The result Lapdancer, is her insider-view of the world of professional nude dancers. Culled from her thousands of photographs and dozens of hours of interviews, Beasley provides an unsentimental, unblinking look inside an often caricatured (e.g., Paul Verhoeven's Showgirls), but seldom understood universe, a closed and controlled world of rules and rituals, hermetically-sealed from society by an army of bouncers and surveillance cameras.
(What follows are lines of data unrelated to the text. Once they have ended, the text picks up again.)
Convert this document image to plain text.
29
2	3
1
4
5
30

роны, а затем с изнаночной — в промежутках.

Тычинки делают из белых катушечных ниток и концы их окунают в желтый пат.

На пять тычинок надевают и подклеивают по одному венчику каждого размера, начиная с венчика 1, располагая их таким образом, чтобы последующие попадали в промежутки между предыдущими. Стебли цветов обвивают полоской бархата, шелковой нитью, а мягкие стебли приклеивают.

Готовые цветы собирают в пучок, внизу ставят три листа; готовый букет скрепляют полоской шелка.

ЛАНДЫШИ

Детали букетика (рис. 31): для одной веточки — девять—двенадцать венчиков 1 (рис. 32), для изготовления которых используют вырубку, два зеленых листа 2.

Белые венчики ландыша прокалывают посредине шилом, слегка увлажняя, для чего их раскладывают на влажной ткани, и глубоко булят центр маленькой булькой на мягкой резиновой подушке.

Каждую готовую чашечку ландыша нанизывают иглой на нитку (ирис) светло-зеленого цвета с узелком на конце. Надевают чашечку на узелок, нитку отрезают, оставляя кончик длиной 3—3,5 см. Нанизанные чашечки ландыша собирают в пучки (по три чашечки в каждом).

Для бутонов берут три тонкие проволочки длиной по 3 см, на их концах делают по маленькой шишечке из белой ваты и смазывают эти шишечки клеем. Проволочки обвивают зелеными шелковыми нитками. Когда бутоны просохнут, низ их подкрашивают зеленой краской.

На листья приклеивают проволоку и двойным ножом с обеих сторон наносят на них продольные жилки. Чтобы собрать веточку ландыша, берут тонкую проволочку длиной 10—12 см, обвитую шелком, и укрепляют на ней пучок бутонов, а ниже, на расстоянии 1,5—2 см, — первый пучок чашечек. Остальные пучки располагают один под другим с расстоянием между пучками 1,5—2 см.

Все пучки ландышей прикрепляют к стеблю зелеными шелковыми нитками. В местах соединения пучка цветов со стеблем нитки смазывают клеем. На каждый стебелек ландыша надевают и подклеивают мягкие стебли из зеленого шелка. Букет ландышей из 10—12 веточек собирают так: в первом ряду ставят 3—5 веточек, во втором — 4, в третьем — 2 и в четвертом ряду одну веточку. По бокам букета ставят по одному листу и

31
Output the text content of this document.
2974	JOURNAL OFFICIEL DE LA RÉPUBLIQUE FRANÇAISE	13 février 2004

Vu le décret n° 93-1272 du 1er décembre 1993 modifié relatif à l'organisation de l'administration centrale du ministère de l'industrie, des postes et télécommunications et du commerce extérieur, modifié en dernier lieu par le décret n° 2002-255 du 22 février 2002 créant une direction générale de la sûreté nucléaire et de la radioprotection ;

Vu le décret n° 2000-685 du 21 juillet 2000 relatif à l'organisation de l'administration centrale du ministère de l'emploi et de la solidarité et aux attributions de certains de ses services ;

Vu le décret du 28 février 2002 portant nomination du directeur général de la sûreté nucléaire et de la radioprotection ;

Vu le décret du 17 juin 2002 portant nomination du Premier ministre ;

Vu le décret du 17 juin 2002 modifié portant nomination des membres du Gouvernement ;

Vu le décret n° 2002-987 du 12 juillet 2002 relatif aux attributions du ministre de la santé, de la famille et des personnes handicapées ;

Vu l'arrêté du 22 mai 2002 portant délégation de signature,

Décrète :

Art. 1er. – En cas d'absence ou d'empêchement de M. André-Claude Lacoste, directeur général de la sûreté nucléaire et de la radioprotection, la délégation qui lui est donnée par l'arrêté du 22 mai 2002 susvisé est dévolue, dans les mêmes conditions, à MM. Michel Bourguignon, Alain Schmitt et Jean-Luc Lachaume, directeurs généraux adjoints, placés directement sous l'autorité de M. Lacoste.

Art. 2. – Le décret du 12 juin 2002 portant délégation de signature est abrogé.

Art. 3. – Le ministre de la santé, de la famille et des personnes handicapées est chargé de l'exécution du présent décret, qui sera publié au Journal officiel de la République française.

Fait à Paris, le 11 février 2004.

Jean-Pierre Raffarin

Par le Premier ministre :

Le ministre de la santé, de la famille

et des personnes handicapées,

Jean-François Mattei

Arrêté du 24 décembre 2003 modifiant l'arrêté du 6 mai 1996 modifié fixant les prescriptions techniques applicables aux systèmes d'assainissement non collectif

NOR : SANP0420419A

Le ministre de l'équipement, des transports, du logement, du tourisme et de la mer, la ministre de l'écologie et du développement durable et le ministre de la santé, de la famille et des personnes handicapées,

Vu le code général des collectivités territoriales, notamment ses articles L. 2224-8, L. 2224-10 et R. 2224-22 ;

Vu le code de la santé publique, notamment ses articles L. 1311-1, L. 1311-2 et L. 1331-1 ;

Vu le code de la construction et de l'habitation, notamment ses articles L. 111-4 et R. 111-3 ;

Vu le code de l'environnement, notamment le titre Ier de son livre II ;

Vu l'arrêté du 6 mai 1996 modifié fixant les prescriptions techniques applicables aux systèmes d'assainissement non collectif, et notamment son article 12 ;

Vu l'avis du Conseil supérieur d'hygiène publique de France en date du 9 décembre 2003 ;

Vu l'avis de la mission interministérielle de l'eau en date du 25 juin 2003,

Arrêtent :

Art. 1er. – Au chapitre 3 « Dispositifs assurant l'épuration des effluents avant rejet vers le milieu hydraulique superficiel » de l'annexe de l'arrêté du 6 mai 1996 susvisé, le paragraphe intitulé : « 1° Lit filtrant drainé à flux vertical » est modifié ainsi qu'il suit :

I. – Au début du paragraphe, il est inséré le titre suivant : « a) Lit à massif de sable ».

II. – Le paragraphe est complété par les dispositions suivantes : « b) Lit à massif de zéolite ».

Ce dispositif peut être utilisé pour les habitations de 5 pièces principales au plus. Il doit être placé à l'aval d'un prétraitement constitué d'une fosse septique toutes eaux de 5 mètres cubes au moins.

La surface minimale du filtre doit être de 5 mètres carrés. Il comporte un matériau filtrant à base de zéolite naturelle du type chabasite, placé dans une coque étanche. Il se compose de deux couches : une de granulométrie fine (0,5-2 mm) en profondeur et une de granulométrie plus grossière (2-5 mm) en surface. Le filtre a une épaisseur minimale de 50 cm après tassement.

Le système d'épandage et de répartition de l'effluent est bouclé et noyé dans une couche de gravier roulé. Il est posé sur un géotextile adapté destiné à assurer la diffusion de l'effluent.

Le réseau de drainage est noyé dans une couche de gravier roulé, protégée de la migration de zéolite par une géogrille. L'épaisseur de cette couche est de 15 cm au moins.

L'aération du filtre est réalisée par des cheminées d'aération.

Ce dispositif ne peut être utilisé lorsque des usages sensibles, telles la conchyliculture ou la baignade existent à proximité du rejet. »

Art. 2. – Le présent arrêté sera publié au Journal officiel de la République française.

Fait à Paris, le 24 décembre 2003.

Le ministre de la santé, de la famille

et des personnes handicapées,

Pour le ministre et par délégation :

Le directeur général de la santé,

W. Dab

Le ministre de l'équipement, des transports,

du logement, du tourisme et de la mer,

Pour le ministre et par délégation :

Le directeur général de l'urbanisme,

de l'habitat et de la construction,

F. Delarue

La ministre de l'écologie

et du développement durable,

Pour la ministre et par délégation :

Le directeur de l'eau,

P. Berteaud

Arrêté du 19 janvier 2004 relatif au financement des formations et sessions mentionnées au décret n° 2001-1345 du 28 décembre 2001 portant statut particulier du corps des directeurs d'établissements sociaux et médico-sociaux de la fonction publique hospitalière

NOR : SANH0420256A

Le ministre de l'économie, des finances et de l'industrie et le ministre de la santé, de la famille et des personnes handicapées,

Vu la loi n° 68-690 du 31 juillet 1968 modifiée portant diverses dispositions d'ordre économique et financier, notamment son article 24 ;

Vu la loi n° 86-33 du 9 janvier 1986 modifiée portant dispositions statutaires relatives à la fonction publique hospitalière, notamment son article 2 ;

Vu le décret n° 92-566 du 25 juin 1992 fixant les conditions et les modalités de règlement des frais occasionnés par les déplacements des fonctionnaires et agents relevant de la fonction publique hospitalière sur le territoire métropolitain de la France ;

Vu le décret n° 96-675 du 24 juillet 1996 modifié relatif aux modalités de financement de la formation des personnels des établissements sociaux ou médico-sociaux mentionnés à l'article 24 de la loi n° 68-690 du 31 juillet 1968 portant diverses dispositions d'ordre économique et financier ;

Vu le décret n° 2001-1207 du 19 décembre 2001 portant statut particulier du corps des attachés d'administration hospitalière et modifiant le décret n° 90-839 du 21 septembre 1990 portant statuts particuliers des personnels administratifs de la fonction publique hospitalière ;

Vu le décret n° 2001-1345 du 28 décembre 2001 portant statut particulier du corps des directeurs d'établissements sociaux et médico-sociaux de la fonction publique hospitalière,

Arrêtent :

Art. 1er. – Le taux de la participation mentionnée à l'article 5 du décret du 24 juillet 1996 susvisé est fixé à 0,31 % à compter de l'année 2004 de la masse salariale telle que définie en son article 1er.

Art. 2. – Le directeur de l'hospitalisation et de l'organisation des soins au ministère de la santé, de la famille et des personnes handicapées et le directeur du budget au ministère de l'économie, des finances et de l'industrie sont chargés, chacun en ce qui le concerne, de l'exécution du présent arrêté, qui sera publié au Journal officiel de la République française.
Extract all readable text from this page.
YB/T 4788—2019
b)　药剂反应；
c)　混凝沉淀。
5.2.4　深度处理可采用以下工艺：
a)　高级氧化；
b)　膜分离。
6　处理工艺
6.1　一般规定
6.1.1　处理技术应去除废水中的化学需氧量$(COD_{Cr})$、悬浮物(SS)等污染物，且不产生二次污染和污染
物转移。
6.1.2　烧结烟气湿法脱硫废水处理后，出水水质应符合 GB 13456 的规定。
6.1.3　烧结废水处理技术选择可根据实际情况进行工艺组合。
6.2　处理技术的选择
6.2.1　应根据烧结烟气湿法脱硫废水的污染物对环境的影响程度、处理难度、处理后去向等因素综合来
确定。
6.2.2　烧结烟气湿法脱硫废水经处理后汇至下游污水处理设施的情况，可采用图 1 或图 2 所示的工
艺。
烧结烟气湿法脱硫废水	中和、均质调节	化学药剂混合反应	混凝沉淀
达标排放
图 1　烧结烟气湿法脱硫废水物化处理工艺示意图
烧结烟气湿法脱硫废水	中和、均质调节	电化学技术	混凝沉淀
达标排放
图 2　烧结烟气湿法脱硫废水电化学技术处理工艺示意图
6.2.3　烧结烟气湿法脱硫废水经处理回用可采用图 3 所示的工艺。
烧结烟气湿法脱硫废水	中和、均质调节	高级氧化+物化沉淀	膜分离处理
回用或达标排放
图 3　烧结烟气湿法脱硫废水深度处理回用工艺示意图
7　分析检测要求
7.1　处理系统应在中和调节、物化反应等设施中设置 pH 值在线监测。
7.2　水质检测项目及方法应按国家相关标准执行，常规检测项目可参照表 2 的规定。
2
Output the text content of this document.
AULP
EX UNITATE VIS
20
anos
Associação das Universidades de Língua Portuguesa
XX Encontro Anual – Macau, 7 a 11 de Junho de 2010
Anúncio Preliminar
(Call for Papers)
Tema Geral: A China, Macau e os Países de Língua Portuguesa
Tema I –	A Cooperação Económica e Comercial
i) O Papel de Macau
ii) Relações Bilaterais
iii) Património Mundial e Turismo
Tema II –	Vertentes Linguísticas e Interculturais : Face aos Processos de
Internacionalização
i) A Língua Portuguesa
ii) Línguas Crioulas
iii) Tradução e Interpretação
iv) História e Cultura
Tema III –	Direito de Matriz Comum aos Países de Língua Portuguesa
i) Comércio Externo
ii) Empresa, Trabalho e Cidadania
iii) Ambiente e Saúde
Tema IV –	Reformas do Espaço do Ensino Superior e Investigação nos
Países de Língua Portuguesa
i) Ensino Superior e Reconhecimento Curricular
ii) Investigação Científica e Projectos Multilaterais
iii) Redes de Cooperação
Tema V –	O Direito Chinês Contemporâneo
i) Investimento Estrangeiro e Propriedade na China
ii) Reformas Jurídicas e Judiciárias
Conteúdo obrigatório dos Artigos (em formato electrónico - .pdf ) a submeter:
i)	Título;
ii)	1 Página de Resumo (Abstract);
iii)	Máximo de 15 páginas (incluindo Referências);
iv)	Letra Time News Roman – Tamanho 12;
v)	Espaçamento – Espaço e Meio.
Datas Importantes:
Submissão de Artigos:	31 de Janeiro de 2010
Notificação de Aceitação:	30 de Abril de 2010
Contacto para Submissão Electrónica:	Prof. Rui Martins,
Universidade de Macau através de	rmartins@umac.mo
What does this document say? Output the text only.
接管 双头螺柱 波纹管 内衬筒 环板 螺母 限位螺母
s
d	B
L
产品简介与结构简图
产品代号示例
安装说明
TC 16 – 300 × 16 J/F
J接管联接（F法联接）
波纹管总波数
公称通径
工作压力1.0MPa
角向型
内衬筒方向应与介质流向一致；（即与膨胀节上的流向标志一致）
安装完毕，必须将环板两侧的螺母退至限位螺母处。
Beasley's ultra-vivid color images, shot with Contax cameras on open flash, shine a light on the typically low-light environment. Utilizing specially processed 35mm movie film, the resulting images, neither glamorous nor "gritty," often resemble traditional American bachelor-party snapshots. Among the pasted-on smiles, among leering or self-conscious faces, one slowly comes to understand that her subject is Men as much as it is Women.

Through text and images Beasley, like Dante's Virgil, guides us through this monde clos, detailing its ruthlessly economic underpinnings, as well as the intimate/anonymous currency between dancer and customer. Her observations, never sensationalistic, are rather a fit companion to the cultural theories of Marx or Freud. Here, at society's very edge, she uncovers a treasure-trove of fin-de-siecle metaphor for sexuality, gender politics, capitalism, therapy and even love.